Maple Leafs send Liljegren to Sharks for Benning, picks
The Toronto Maple Leafs traded defenseman Timothy Liljegren to the San Jose Sharks for blue-liner Matt Benning, a conditional 2025 third-round pick, and a 2026 sixth-round pick.
Toronto will receive the better of San Jose's two third-round picks, which originally belonged to the Colorado Avalanche and Edmonton Oilers. The Sharks sent their own 2025 third-rounder to the Vegas Golden Knights as part of the 2024 Tomas Hertl trade.
Liljegren had fallen out of favor with the Maple Leafs this season under new head coach Craig Berube, being a healthy scratch in all but one game. The 25-year-old played top-four minutes for most of the 2023-24 campaign.
In the previous three seasons, Liljegren averaged 29 points per 82 games while logging 17:56 per contest.

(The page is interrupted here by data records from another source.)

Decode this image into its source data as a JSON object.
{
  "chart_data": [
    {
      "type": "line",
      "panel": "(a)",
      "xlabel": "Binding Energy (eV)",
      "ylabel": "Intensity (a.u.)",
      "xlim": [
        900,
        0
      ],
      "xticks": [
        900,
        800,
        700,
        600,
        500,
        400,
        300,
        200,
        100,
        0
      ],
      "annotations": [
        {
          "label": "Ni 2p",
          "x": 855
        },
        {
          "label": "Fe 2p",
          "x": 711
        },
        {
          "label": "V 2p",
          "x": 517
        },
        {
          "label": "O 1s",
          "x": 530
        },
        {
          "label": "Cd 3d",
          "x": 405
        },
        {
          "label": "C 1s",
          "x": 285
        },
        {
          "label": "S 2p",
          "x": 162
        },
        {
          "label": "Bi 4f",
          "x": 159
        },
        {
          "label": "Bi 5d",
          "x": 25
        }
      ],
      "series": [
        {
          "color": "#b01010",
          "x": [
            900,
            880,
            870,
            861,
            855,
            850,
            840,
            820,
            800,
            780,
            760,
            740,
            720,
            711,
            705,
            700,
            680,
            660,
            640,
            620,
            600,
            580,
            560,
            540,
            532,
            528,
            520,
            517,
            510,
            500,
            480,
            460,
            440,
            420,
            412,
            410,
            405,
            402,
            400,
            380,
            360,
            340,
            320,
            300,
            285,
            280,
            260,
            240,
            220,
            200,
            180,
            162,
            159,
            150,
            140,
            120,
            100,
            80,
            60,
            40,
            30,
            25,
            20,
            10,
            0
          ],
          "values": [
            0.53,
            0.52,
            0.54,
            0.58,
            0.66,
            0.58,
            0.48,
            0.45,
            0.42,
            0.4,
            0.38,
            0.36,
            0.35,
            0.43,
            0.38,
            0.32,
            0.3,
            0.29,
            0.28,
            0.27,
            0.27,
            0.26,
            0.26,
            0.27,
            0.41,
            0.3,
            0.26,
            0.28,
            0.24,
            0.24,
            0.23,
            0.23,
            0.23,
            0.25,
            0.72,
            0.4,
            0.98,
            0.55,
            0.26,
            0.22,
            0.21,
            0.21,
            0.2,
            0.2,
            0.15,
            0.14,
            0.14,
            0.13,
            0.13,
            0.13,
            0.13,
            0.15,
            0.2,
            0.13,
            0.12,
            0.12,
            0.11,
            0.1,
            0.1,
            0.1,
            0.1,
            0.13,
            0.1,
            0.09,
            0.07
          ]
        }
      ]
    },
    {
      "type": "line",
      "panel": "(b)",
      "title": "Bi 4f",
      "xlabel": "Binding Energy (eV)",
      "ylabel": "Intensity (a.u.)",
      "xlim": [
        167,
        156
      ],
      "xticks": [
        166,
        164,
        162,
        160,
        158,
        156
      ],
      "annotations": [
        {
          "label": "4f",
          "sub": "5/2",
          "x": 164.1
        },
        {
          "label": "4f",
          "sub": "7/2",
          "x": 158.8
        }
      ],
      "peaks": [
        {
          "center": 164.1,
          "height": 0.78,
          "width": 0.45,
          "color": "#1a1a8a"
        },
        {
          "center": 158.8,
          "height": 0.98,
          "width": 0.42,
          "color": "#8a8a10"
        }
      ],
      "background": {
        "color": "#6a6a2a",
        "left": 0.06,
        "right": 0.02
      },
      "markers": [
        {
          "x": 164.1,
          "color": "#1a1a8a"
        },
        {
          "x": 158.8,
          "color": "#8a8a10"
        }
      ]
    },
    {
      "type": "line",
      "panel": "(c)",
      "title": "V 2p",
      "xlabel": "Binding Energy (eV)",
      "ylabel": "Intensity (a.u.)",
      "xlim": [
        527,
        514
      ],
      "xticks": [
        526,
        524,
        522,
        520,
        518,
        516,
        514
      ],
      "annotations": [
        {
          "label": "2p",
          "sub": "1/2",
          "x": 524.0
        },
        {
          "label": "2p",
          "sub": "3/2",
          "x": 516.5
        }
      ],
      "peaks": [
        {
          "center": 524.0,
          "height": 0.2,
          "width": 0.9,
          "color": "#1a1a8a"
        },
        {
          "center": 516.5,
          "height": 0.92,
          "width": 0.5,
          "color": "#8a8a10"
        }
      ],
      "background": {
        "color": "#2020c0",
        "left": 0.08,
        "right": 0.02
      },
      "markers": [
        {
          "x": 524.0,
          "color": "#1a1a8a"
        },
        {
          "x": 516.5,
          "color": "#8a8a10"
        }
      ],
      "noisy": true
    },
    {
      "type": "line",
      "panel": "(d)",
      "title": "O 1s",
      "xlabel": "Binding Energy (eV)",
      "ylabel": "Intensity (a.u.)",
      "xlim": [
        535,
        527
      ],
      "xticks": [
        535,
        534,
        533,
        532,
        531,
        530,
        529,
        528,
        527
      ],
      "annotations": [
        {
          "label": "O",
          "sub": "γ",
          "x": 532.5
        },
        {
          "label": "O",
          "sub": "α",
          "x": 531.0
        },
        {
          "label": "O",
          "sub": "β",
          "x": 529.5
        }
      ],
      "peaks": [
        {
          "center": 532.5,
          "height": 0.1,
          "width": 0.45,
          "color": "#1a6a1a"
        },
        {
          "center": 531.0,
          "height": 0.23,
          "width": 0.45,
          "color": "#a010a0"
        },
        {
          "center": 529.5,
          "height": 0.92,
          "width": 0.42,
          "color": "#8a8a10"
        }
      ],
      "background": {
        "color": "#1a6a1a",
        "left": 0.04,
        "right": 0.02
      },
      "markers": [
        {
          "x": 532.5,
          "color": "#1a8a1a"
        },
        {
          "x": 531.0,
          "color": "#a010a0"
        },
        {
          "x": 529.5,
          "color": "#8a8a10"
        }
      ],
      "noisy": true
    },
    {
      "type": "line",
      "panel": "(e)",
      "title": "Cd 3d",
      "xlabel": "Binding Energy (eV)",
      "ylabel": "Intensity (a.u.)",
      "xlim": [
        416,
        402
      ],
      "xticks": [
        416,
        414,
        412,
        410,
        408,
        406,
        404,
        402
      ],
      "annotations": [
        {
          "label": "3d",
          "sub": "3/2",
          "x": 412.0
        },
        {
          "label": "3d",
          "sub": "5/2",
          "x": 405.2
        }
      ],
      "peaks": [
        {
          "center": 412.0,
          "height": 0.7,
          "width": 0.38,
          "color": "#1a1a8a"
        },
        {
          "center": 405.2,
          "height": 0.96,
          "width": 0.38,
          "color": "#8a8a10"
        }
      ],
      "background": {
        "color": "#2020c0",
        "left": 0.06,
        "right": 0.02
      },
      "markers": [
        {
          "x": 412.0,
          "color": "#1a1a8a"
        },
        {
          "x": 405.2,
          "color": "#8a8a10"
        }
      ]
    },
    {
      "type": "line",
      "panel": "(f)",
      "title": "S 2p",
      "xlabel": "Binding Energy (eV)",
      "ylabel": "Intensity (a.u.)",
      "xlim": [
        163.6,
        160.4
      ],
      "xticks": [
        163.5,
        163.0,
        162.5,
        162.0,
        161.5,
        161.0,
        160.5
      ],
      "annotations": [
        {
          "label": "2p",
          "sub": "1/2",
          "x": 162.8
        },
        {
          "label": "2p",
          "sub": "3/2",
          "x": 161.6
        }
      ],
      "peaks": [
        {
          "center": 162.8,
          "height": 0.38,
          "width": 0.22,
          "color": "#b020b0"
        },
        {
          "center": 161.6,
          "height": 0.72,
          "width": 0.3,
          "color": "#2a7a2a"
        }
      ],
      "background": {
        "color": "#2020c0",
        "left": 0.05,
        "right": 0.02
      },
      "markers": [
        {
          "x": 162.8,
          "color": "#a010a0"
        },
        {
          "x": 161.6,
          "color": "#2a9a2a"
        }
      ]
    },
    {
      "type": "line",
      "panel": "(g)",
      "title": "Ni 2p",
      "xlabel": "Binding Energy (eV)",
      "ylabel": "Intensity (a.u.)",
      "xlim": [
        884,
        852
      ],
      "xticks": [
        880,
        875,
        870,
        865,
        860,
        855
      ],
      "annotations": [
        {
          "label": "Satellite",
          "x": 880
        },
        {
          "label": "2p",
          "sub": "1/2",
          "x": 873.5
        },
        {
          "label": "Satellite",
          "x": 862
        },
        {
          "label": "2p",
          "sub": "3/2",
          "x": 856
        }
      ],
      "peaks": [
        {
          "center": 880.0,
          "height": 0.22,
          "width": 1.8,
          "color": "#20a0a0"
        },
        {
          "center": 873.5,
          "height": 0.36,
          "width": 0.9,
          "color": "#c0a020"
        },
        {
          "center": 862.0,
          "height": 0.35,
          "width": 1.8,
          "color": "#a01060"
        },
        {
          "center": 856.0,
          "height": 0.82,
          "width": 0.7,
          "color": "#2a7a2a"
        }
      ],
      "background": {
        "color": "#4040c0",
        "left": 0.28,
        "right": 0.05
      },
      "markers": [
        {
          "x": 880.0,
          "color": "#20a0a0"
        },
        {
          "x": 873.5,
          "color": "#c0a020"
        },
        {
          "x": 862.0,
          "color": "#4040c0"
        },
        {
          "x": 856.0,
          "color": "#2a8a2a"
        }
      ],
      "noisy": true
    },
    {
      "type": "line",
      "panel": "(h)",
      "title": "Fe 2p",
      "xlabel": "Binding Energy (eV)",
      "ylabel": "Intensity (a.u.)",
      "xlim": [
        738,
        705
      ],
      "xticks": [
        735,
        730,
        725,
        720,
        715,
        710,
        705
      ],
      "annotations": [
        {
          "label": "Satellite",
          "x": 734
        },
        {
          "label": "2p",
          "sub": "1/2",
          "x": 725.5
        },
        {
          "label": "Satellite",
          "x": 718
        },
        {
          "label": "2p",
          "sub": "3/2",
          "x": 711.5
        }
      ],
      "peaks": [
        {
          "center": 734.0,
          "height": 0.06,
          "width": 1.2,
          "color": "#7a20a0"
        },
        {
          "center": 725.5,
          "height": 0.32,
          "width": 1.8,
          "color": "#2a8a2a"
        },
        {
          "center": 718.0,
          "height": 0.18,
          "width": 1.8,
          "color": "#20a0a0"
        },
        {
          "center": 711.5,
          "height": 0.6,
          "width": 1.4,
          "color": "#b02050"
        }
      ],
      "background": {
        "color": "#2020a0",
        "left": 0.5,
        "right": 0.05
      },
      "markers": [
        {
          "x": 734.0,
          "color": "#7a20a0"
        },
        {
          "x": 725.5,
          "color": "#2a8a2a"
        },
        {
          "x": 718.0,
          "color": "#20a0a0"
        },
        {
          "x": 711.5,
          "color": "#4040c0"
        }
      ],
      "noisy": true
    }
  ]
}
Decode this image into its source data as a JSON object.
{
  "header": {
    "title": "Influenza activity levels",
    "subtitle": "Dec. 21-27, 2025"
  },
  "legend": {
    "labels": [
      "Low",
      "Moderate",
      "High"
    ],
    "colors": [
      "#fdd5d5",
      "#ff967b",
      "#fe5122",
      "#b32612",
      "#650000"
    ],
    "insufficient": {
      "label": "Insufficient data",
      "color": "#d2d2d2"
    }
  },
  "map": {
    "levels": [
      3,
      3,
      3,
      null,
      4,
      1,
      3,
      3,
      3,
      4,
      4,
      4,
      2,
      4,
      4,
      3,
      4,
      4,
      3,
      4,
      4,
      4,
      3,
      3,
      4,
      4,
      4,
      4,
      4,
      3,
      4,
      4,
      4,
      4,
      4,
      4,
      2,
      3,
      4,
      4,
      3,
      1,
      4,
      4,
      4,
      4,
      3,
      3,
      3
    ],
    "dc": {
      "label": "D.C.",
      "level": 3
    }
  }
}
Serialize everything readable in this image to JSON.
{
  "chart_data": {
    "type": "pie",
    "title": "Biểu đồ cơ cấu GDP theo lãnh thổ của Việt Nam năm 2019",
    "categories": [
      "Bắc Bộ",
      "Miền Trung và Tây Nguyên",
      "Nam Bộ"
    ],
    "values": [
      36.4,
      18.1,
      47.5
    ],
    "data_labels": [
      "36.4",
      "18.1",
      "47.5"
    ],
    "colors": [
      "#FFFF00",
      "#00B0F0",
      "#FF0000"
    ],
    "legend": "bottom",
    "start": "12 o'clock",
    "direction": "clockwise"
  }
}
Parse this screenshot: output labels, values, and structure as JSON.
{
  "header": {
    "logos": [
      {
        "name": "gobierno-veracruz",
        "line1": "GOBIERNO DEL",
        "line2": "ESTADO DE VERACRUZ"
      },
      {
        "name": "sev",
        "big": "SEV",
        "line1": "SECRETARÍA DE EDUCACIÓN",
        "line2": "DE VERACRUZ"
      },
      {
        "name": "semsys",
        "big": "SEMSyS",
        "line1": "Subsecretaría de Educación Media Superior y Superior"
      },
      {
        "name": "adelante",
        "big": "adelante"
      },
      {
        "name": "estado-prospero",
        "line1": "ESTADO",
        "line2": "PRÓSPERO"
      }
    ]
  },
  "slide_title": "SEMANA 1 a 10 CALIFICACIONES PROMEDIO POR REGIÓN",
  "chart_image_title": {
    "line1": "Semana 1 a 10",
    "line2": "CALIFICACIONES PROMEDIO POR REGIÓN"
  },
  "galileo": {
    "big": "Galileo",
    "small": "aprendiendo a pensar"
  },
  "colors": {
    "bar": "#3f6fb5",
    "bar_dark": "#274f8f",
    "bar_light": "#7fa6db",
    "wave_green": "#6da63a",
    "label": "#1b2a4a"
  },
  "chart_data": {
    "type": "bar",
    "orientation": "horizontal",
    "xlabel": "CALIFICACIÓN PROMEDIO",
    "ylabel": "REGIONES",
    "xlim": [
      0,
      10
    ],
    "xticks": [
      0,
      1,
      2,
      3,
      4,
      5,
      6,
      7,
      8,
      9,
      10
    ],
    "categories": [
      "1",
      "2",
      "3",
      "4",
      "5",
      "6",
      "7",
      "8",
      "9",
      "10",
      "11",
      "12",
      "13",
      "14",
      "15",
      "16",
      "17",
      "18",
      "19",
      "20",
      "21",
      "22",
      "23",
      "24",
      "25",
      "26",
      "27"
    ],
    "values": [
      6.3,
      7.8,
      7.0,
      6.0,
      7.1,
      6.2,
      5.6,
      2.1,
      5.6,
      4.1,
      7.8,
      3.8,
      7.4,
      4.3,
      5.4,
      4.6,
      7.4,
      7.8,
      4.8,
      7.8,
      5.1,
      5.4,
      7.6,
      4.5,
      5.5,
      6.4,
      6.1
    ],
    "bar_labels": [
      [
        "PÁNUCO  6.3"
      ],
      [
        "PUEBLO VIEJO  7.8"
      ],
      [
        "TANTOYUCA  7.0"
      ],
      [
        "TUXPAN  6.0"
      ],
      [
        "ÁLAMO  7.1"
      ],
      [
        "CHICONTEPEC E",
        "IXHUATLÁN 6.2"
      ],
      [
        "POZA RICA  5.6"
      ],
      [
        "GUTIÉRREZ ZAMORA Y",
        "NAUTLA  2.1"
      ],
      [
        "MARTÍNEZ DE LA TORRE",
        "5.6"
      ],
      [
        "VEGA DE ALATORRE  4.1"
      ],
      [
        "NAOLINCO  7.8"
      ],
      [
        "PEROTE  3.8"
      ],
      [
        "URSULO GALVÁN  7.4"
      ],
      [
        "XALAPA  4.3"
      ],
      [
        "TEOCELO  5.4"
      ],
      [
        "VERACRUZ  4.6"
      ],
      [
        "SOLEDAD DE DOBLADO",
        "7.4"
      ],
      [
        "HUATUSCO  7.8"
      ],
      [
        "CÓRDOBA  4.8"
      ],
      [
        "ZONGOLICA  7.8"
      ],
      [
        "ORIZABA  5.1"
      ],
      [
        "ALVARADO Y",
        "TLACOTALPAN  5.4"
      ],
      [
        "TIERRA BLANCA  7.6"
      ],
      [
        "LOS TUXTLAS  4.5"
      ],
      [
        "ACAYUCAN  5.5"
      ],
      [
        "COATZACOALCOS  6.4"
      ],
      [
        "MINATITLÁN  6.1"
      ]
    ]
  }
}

He won his minutes handily in that time, with the Maple Leafs controlling 56.4% of the expected goals and 57.8% of the actual goals with him on the ice at five-on-five, per Evolving-Hockey.
However, Liljegren routinely lost the trust of former Maple Leafs head coach Sheldon Keefe when the playoffs rolled around, dressing in only 13 of Toronto's 25 postseason games over the last three years.
The Maple Leafs signed Liljegren to a two-year, $6-million contract this past offseason, and he'll be an unrestricted free agent in 2026. His $3-million cap hit proved to be too expensive for a No. 7 defenseman, especially since the Maple Leafs are up against the cap and anticipating forwards Calle Jarnkrok ($2.1M cap hit) and Connor Dewar ($1.18M cap hit) and defenseman Jani Hakanpaa ($1.47M cap hit) coming off LTIR this season.
A first-round pick by the Maple Leafs in 2017, Liljegren should get a chance to play more frequently for the last-place Sharks, who have been deploying Cody Ceci, Jan Rutta, and Henry Thrun on the right side of their blue line. Liljegren could challenge for top-pairing minutes.
He thanked the city of Toronto and the Maple Leafs organization on Instagram.
Benning gives the Maple Leafs depth on the blue line for a more cost-efficient $1.25-million cap hit through 2025-26. The 30-year-old has been a third-pairing defenseman for most of his nine-year NHL career during stops in Edmonton, Nashville, and San Jose.
Benning shoots right and is listed at 6-foot-1, 203 pounds. His most productive season came in 2022-23 when he tallied 24 points in 77 games while averaging a career-high 19:47 for the Sharks.
The draft picks give the Maple Leafs added trade ammunition as they project to be buyers at the deadline. Toronto still only has nine selections over the next two years.